Student engagement can encompass many different levels of interaction. Whether it be between student and instructor, among students themselves, with the actual subject matter, or with the various resources and departments on campus—getting and keeping students engaged is a challenging proposition. Frequently, students say they fear speaking in public, being called upon in class, going to the whiteboard, and being singled out by an instructor. Collectively, these fears could be conceptualized as a wish or need for anonymity. Faculty have cited student actions such as participation, question asking, volunteering, office hour visits, and favorable body language as preferred behaviors. These preferences could be conceptualized as a wish or need for engagement. “East is East and West is West, and never the twain…” (Kipling, 1929, p. 75). This webinar will outline the authors’ Elicitation Model and theoretical Student Engagement Constructs to explore psychological factors that prohibit engagement.
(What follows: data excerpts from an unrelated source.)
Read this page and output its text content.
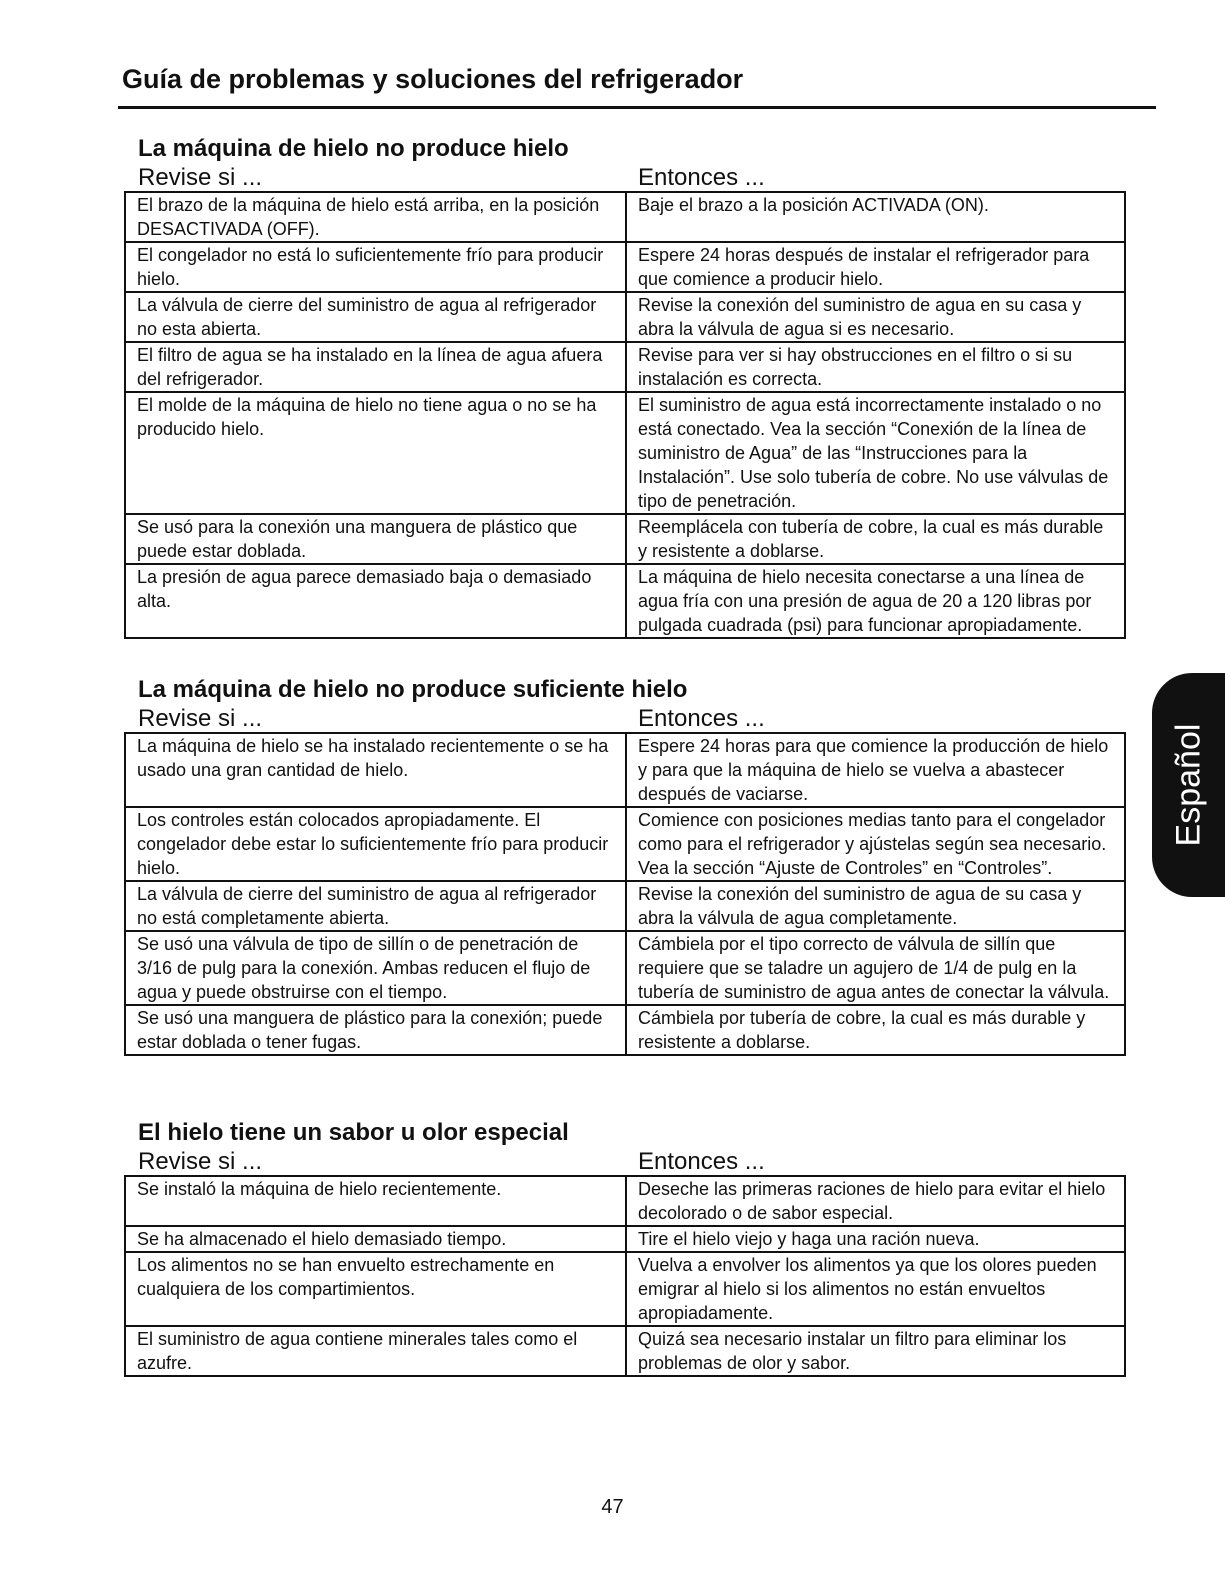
Guía de problemas y soluciones del refrigerador
La máquina de hielo no produce hielo
Revise si ...	Entonces ...
El brazo de la máquina de hielo está arriba, en la posición DESACTIVADA (OFF).	Baje el brazo a la posición ACTIVADA (ON).
El congelador no está lo suficientemente frío para producir hielo.	Espere 24 horas después de instalar el refrigerador para que comience a producir hielo.
La válvula de cierre del suministro de agua al refrigerador no esta abierta.	Revise la conexión del suministro de agua en su casa y abra la válvula de agua si es necesario.
El filtro de agua se ha instalado en la línea de agua afuera del refrigerador.	Revise para ver si hay obstrucciones en el filtro o si su instalación es correcta.
El molde de la máquina de hielo no tiene agua o no se ha producido hielo.	El suministro de agua está incorrectamente instalado o no está conectado. Vea la sección “Conexión de la línea de suministro de Agua” de las “Instrucciones para la Instalación”. Use solo tubería de cobre. No use válvulas de tipo de penetración.
Se usó para la conexión una manguera de plástico que puede estar doblada.	Reemplácela con tubería de cobre, la cual es más durable y resistente a doblarse.
La presión de agua parece demasiado baja o demasiado alta.	La máquina de hielo necesita conectarse a una línea de agua fría con una presión de agua de 20 a 120 libras por pulgada cuadrada (psi) para funcionar apropiadamente.
La máquina de hielo no produce suficiente hielo
Revise si ...	Entonces ...
La máquina de hielo se ha instalado recientemente o se ha usado una gran cantidad de hielo.	Espere 24 horas para que comience la producción de hielo y para que la máquina de hielo se vuelva a abastecer después de vaciarse.
Los controles están colocados apropiadamente. El congelador debe estar lo suficientemente frío para producir hielo.	Comience con posiciones medias tanto para el congelador como para el refrigerador y ajústelas según sea necesario. Vea la sección “Ajuste de Controles” en “Controles”.
La válvula de cierre del suministro de agua al refrigerador no está completamente abierta.	Revise la conexión del suministro de agua de su casa y abra la válvula de agua completamente.
Se usó una válvula de tipo de sillín o de penetración de 3/16 de pulg para la conexión. Ambas reducen el flujo de agua y puede obstruirse con el tiempo.	Cámbiela por el tipo correcto de válvula de sillín que requiere que se taladre un agujero de 1/4 de pulg en la tubería de suministro de agua antes de conectar la válvula.
Se usó una manguera de plástico para la conexión; puede estar doblada o tener fugas.	Cámbiela por tubería de cobre, la cual es más durable y resistente a doblarse.
El hielo tiene un sabor u olor especial
Revise si ...	Entonces ...
Se instaló la máquina de hielo recientemente.	Deseche las primeras raciones de hielo para evitar el hielo decolorado o de sabor especial.
Se ha almacenado el hielo demasiado tiempo.	Tire el hielo viejo y haga una ración nueva.
Los alimentos no se han envuelto estrechamente en cualquiera de los compartimientos.	Vuelva a envolver los alimentos ya que los olores pueden emigrar al hielo si los alimentos no están envueltos apropiadamente.
El suministro de agua contiene minerales tales como el azufre.	Quizá sea necesario instalar un filtro para eliminar los problemas de olor y sabor.
Español
47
The webinar also presents many practical, proven examples of classroom techniques, gestures, and considerations for using the Elicitation Model that can help produce healthy student engagement in all academic spheres of interaction.

Originally Presented on February 6, 2019.

The Effects of Institutional Behaviors on Undergraduate Degree Completion

Presented by Patricia Bice of Purchase College, SUNY

Research on student retention and persistence has often overlooked organizational behaviors of colleges and universities as an impactful construct, instead focusing more on precollege characteristics of students or characteristics of the college rather than its behaviors. In their comprehensive model of influences on student learning and persistence, Terenzini and Reason (2005) place the organizational context of the model before the student peer environment, indicating that organizational behaviors can be powerful tools influencing the peer environment and student outcomes. The organizational context framework assisted the researcher in developing a deeper understanding of the complex nature of internal organizational structures, practices and behaviors through the experiences of students, faculty, and administrators. Through the presentation and discussion of the findings and recommendations from this study, educators will develop an understanding of the potential impact institutional behaviors may have on student outcomes.

Originally Presented on January 15, 2020.